移動先で、その都度そこの領主である貴族の屋敷に宿を借り、都度もてなされたヴェルターはありがたくも困憊していた。政治的な便宜を図ろうとする者、非公式の行事が何かを探る者、一番多かったのがこれだ。自分の年ごろの娘、親族の娘を勧める者。一番の目的は王太子であるヴェルターだが、同行させた仕官、騎士、つまり良家の子息を狙う者たちだった。

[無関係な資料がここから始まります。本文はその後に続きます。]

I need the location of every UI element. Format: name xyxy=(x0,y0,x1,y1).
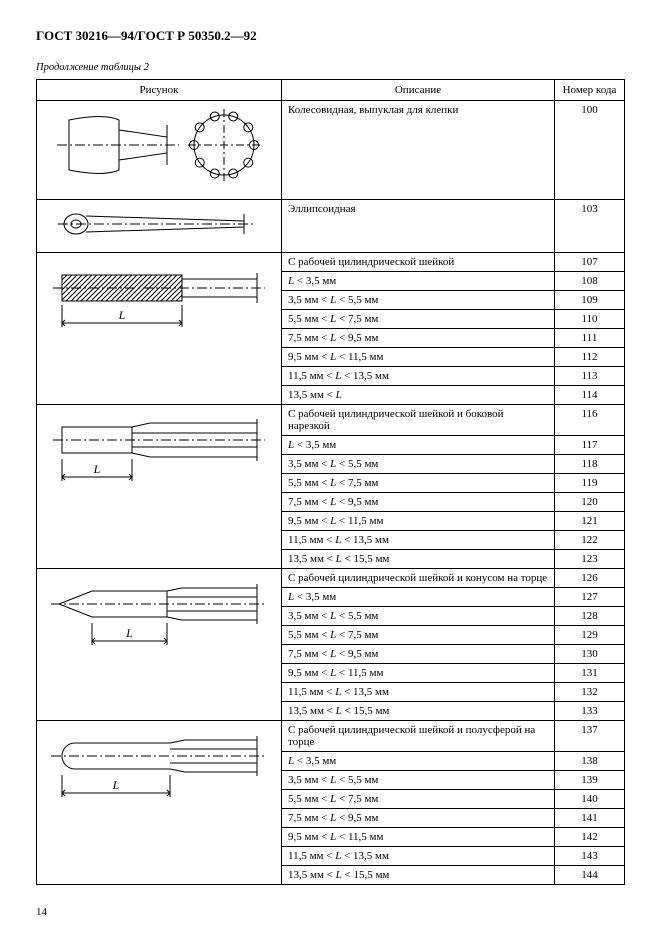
description-cell: L < 3,5 мм xyxy=(282,752,555,771)
table-row: Колесовидная, выпуклая для клепки100 xyxy=(37,101,625,200)
description-cell: 13,5 мм < L < 15,5 мм xyxy=(282,866,555,885)
table-row: LС рабочей цилиндрической шейкой и боков… xyxy=(37,405,625,436)
code-cell: 129 xyxy=(555,626,625,645)
description-cell: 5,5 мм < L < 7,5 мм xyxy=(282,626,555,645)
code-cell: 113 xyxy=(555,367,625,386)
code-cell: 110 xyxy=(555,310,625,329)
description-cell: 9,5 мм < L < 11,5 мм xyxy=(282,348,555,367)
svg-text:L: L xyxy=(125,626,133,640)
description-cell: 7,5 мм < L < 9,5 мм xyxy=(282,329,555,348)
code-cell: 122 xyxy=(555,531,625,550)
page-number: 14 xyxy=(36,906,47,918)
code-cell: 126 xyxy=(555,569,625,588)
code-cell: 123 xyxy=(555,550,625,569)
table-continuation: Продолжение таблицы 2 xyxy=(36,62,625,73)
description-cell: 9,5 мм < L < 11,5 мм xyxy=(282,828,555,847)
col-header-code: Номер кода xyxy=(555,80,625,101)
description-cell: 9,5 мм < L < 11,5 мм xyxy=(282,664,555,683)
description-cell: 11,5 мм < L < 13,5 мм xyxy=(282,847,555,866)
figure-svg xyxy=(54,204,264,244)
figure-cell xyxy=(37,200,282,253)
description-cell: 3,5 мм < L < 5,5 мм xyxy=(282,607,555,626)
code-cell: 131 xyxy=(555,664,625,683)
code-cell: 112 xyxy=(555,348,625,367)
figure-cell: L xyxy=(37,569,282,721)
table-row: LС рабочей цилиндрической шейкой и полус… xyxy=(37,721,625,752)
code-cell: 103 xyxy=(555,200,625,253)
code-cell: 114 xyxy=(555,386,625,405)
description-cell: 13,5 мм < L < 15,5 мм xyxy=(282,702,555,721)
code-cell: 137 xyxy=(555,721,625,752)
description-cell: С рабочей цилиндрической шейкой и полусф… xyxy=(282,721,555,752)
description-cell: 13,5 мм < L < 15,5 мм xyxy=(282,550,555,569)
description-cell: 5,5 мм < L < 7,5 мм xyxy=(282,790,555,809)
description-cell: 3,5 мм < L < 5,5 мм xyxy=(282,455,555,474)
code-cell: 144 xyxy=(555,866,625,885)
svg-text:L: L xyxy=(92,462,100,476)
code-cell: 128 xyxy=(555,607,625,626)
code-cell: 139 xyxy=(555,771,625,790)
description-cell: 11,5 мм < L < 13,5 мм xyxy=(282,367,555,386)
description-cell: Эллипсоидная xyxy=(282,200,555,253)
code-cell: 109 xyxy=(555,291,625,310)
description-cell: L < 3,5 мм xyxy=(282,272,555,291)
spec-table: Рисунок Описание Номер кода Колесовидная… xyxy=(36,79,625,885)
code-cell: 140 xyxy=(555,790,625,809)
description-cell: 7,5 мм < L < 9,5 мм xyxy=(282,645,555,664)
description-cell: С рабочей цилиндрической шейкой и боково… xyxy=(282,405,555,436)
code-cell: 100 xyxy=(555,101,625,200)
code-cell: 141 xyxy=(555,809,625,828)
description-cell: 5,5 мм < L < 7,5 мм xyxy=(282,474,555,493)
doc-title: ГОСТ 30216—94/ГОСТ Р 50350.2—92 xyxy=(36,28,625,44)
table-row: LС рабочей цилиндрической шейкой107 xyxy=(37,253,625,272)
code-cell: 111 xyxy=(555,329,625,348)
code-cell: 116 xyxy=(555,405,625,436)
description-cell: 3,5 мм < L < 5,5 мм xyxy=(282,771,555,790)
code-cell: 118 xyxy=(555,455,625,474)
code-cell: 133 xyxy=(555,702,625,721)
figure-cell xyxy=(37,101,282,200)
code-cell: 143 xyxy=(555,847,625,866)
code-cell: 108 xyxy=(555,272,625,291)
description-cell: С рабочей цилиндрической шейкой xyxy=(282,253,555,272)
table-header-row: Рисунок Описание Номер кода xyxy=(37,80,625,101)
code-cell: 119 xyxy=(555,474,625,493)
description-cell: С рабочей цилиндрической шейкой и конусо… xyxy=(282,569,555,588)
figure-cell: L xyxy=(37,405,282,569)
description-cell: 7,5 мм < L < 9,5 мм xyxy=(282,493,555,512)
code-cell: 138 xyxy=(555,752,625,771)
description-cell: Колесовидная, выпуклая для клепки xyxy=(282,101,555,200)
code-cell: 132 xyxy=(555,683,625,702)
description-cell: 7,5 мм < L < 9,5 мм xyxy=(282,809,555,828)
code-cell: 121 xyxy=(555,512,625,531)
svg-text:L: L xyxy=(111,778,119,792)
code-cell: 117 xyxy=(555,436,625,455)
description-cell: 9,5 мм < L < 11,5 мм xyxy=(282,512,555,531)
description-cell: 11,5 мм < L < 13,5 мм xyxy=(282,683,555,702)
figure-cell: L xyxy=(37,253,282,405)
code-cell: 127 xyxy=(555,588,625,607)
description-cell: 5,5 мм < L < 7,5 мм xyxy=(282,310,555,329)
figure-svg: L xyxy=(47,409,272,491)
figure-svg xyxy=(49,105,269,185)
col-header-description: Описание xyxy=(282,80,555,101)
figure-svg: L xyxy=(47,573,272,655)
figure-svg: L xyxy=(47,725,272,807)
code-cell: 130 xyxy=(555,645,625,664)
table-row: Эллипсоидная103 xyxy=(37,200,625,253)
code-cell: 120 xyxy=(555,493,625,512)
svg-text:L: L xyxy=(117,308,125,322)
description-cell: 13,5 мм < L xyxy=(282,386,555,405)
code-cell: 142 xyxy=(555,828,625,847)
figure-cell: L xyxy=(37,721,282,885)
description-cell: 3,5 мм < L < 5,5 мм xyxy=(282,291,555,310)
description-cell: L < 3,5 мм xyxy=(282,588,555,607)
description-cell: L < 3,5 мм xyxy=(282,436,555,455)
description-cell: 11,5 мм < L < 13,5 мм xyxy=(282,531,555,550)
col-header-figure: Рисунок xyxy=(37,80,282,101)
table-row: LС рабочей цилиндрической шейкой и конус… xyxy=(37,569,625,588)
figure-svg: L xyxy=(47,257,272,337)
code-cell: 107 xyxy=(555,253,625,272)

 どれもオリブリュス公爵を恐れ、偶然を装って場を設けるのだから質が悪い。宿を世話になるのだから無下にも出来ず、適当にあしらっては来たが

「復路が憂鬱だな、マルティン」

 ヴェルターがため息交じりに言うとマルティンはおかしそうに肩を揺らした。

「いやあ、あからさまでしたね。殿下がダメなら、他の男でもいいということでしょうか。なかなかにわかりやすい」

「それはそうだろう。マルティン。君は未だ婚約者のいない身。しかも王国で一二を争うほど優秀だ。私がレディでも君を狙っていたかもしれないよ」


 マルティンは、王国一の、いや、どこを探しても――もっとも世界人類を全て見たわけではないが、見なくてもわかる。彼より美しい人はいないだろうと確信している。――そんな根っからの王子に純粋に褒められては、恐れ入りますともごもご言って赤面するよりなかった。

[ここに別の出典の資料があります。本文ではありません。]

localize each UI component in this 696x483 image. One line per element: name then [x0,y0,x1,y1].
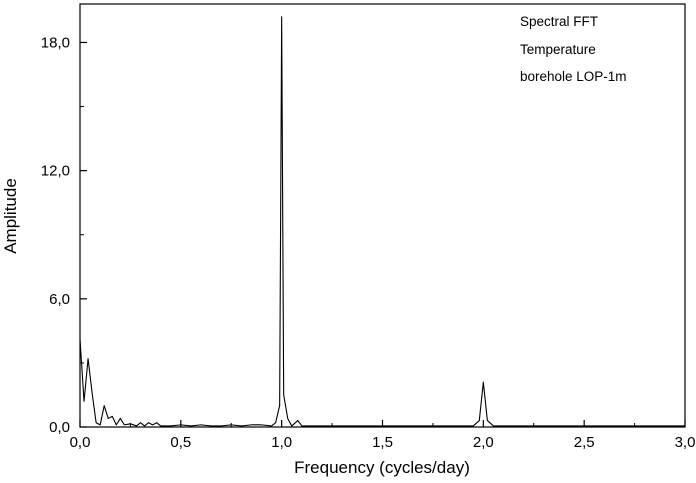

 マルティンは気を立てなおしながら世界で最も美しい男にお返しをする。

「私がレディならヴェルター殿下に想いを寄せていたでしょうね。私ごときが安易に近づけない高貴な方ですから、遠くから見つめているくらいでしょうけど。そうすれば、殿下の容姿にひとめぼれといったところでしょうか」


 まさか、マルティンに容姿を褒められると予想だにしていなかったヴェルターも赤面したことで馬車の中に、照れあう妙な空気が流れた。

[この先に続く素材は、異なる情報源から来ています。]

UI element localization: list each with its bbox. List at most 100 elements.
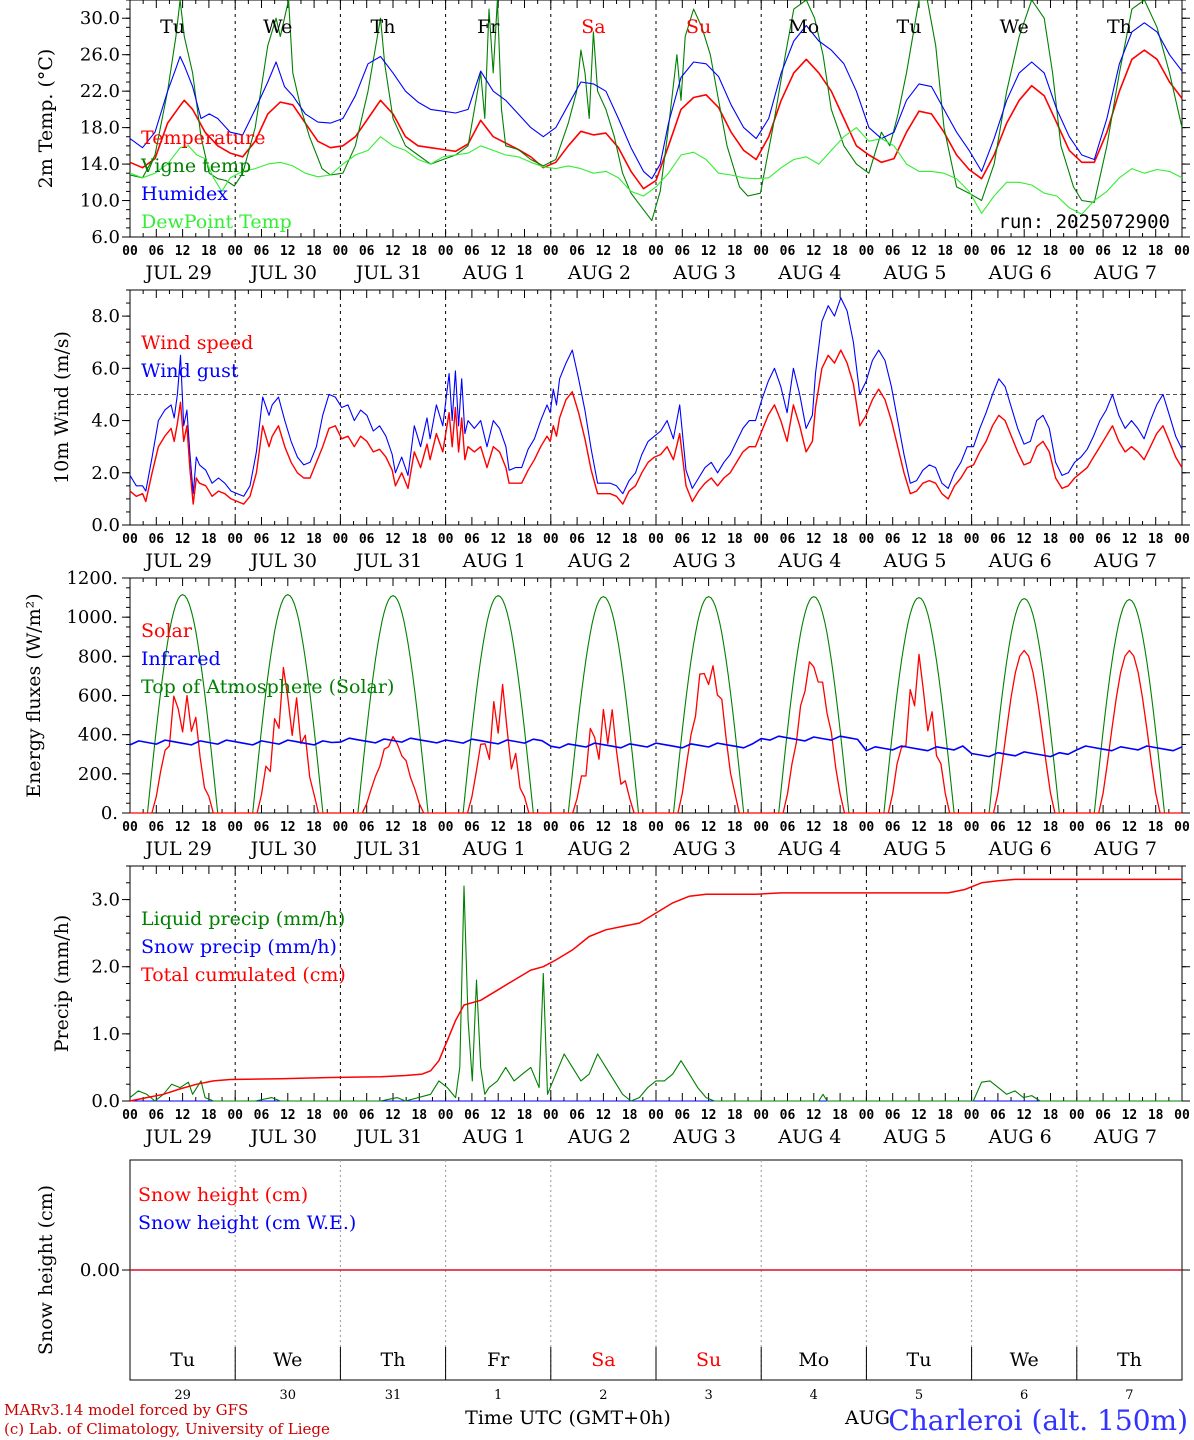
solar-line (656, 665, 762, 814)
hour-label: 12 (1016, 820, 1032, 835)
y-axis-label: Energy fluxes (W/m²) (23, 593, 45, 797)
hour-label: 06 (464, 1108, 480, 1123)
hour-label: 00 (648, 1108, 664, 1123)
hour-label: 00 (438, 532, 454, 547)
date-label: JUL 29 (143, 550, 211, 572)
footer-weekday-label: Tu (907, 1349, 932, 1371)
date-label: JUL 29 (143, 838, 211, 860)
hour-label: 18 (832, 1108, 848, 1123)
date-label: AUG 7 (1093, 262, 1157, 284)
hour-label: 06 (254, 244, 270, 259)
date-label: AUG 5 (882, 1126, 946, 1148)
hour-label: 06 (148, 532, 164, 547)
solar-line (761, 661, 867, 814)
hour-label: 18 (622, 244, 638, 259)
hour-label: 12 (806, 820, 822, 835)
hour-label: 00 (1174, 820, 1190, 835)
hour-label: 06 (569, 1108, 585, 1123)
footer-day-number: 5 (915, 1388, 923, 1403)
hour-label: 12 (280, 1108, 296, 1123)
weekday-label: Th (371, 16, 396, 38)
hour-label: 12 (385, 532, 401, 547)
hour-label: 00 (753, 244, 769, 259)
hour-label: 12 (175, 532, 191, 547)
hour-label: 12 (1122, 532, 1138, 547)
hour-label: 12 (596, 820, 612, 835)
hour-label: 18 (517, 532, 533, 547)
hour-label: 18 (1148, 532, 1164, 547)
hour-label: 00 (438, 820, 454, 835)
solar-line (445, 683, 551, 814)
hour-label: 18 (1148, 244, 1164, 259)
hour-label: 12 (280, 244, 296, 259)
hour-label: 18 (1148, 1108, 1164, 1123)
hour-label: 18 (1148, 820, 1164, 835)
hour-label: 00 (227, 532, 243, 547)
hour-label: 18 (517, 244, 533, 259)
hour-label: 12 (596, 532, 612, 547)
date-label: JUL 31 (354, 262, 422, 284)
date-label: AUG 6 (988, 838, 1052, 860)
hour-label: 06 (359, 820, 375, 835)
footer-weekday-label: We (273, 1349, 302, 1371)
hour-label: 06 (464, 532, 480, 547)
y-tick-label: 0.0 (91, 515, 120, 536)
hour-label: 06 (780, 820, 796, 835)
hour-label: 00 (753, 820, 769, 835)
credit-model: MARv3.14 model forced by GFS (4, 1401, 248, 1419)
hour-label: 06 (148, 244, 164, 259)
hour-label: 12 (806, 532, 822, 547)
date-label: AUG 6 (988, 262, 1052, 284)
hour-label: 06 (1095, 820, 1111, 835)
hour-label: 00 (859, 244, 875, 259)
legend-entry: Top of Atmosphere (Solar) (141, 676, 394, 698)
footer-weekday-label: Su (696, 1349, 721, 1371)
date-label: AUG 2 (567, 550, 631, 572)
hour-label: 18 (306, 820, 322, 835)
hour-label: 12 (1122, 244, 1138, 259)
date-label: AUG 4 (777, 838, 841, 860)
y-tick-label: 4.0 (91, 411, 120, 432)
date-label: JUL 31 (354, 838, 422, 860)
solar-line (340, 735, 446, 814)
hour-label: 18 (622, 820, 638, 835)
hour-label: 18 (201, 820, 217, 835)
legend-entry: Liquid precip (mm/h) (141, 908, 345, 930)
location-title: Charleroi (alt. 150m) (888, 1404, 1188, 1437)
hour-label: 06 (780, 1108, 796, 1123)
footer-day-number: 3 (704, 1388, 712, 1403)
legend-entry: Snow height (cm) (138, 1184, 308, 1206)
hour-label: 00 (122, 820, 138, 835)
hour-label: 12 (1016, 532, 1032, 547)
hour-label: 12 (911, 1108, 927, 1123)
hour-label: 00 (648, 532, 664, 547)
hour-label: 06 (885, 532, 901, 547)
footer-day-number: 29 (174, 1388, 191, 1403)
hour-label: 18 (517, 820, 533, 835)
hour-label: 18 (622, 532, 638, 547)
date-label: JUL 29 (143, 262, 211, 284)
y-axis-label: Precip (mm/h) (51, 915, 73, 1053)
toa-solar-line (656, 596, 762, 814)
hour-label: 12 (701, 820, 717, 835)
infrared-line (129, 735, 1183, 758)
credit-lab: (c) Lab. of Climatology, University of L… (4, 1420, 330, 1438)
legend-entry: Vigne temp (140, 155, 251, 177)
hour-label: 00 (1174, 1108, 1190, 1123)
legend-entry: Wind gust (141, 360, 239, 382)
solar-line (1076, 649, 1182, 814)
solar-line (130, 694, 236, 814)
y-tick-label: 1.0 (91, 1024, 120, 1045)
y-tick-label: 22.0 (80, 81, 120, 102)
hour-label: 06 (464, 244, 480, 259)
y-axis-label: Snow height (cm) (35, 1185, 57, 1355)
date-label: AUG 3 (672, 1126, 736, 1148)
hour-label: 18 (306, 532, 322, 547)
hour-label: 06 (674, 532, 690, 547)
hour-label: 18 (832, 820, 848, 835)
temperature-line (129, 49, 1183, 190)
legend-entry: Snow precip (mm/h) (141, 936, 337, 958)
hour-label: 00 (964, 1108, 980, 1123)
hour-label: 06 (674, 820, 690, 835)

 辺境伯の領土に入り、屋敷まで少しとなったところでヴェルターは口を開いた。

「マルティン、私に言い寄る女性たちが欲しいのは、私ではなく権力だ」

「……そんなことは」

 無いとは言い切れないが、それだけではないだろうとマルティンは思う。

「私は能力も容姿も特段優れているわけではないからな。いいんだ、マルティン。これからもっと精進するつもりだ」


 ヴェルターはいつもの柔らかな表情をきりりと引き締めて、マルティンにこれ以上のお世辞は必要ないというように笑ってみせたのだった。マルティンはなんて自己分析の出来ない人なんだと呆気に取られ、帰ったら王太子宮の姿見をしっかり磨くように侍女に言いつけなくてはと思った。ヴェルターは自分にだけ厳しかった。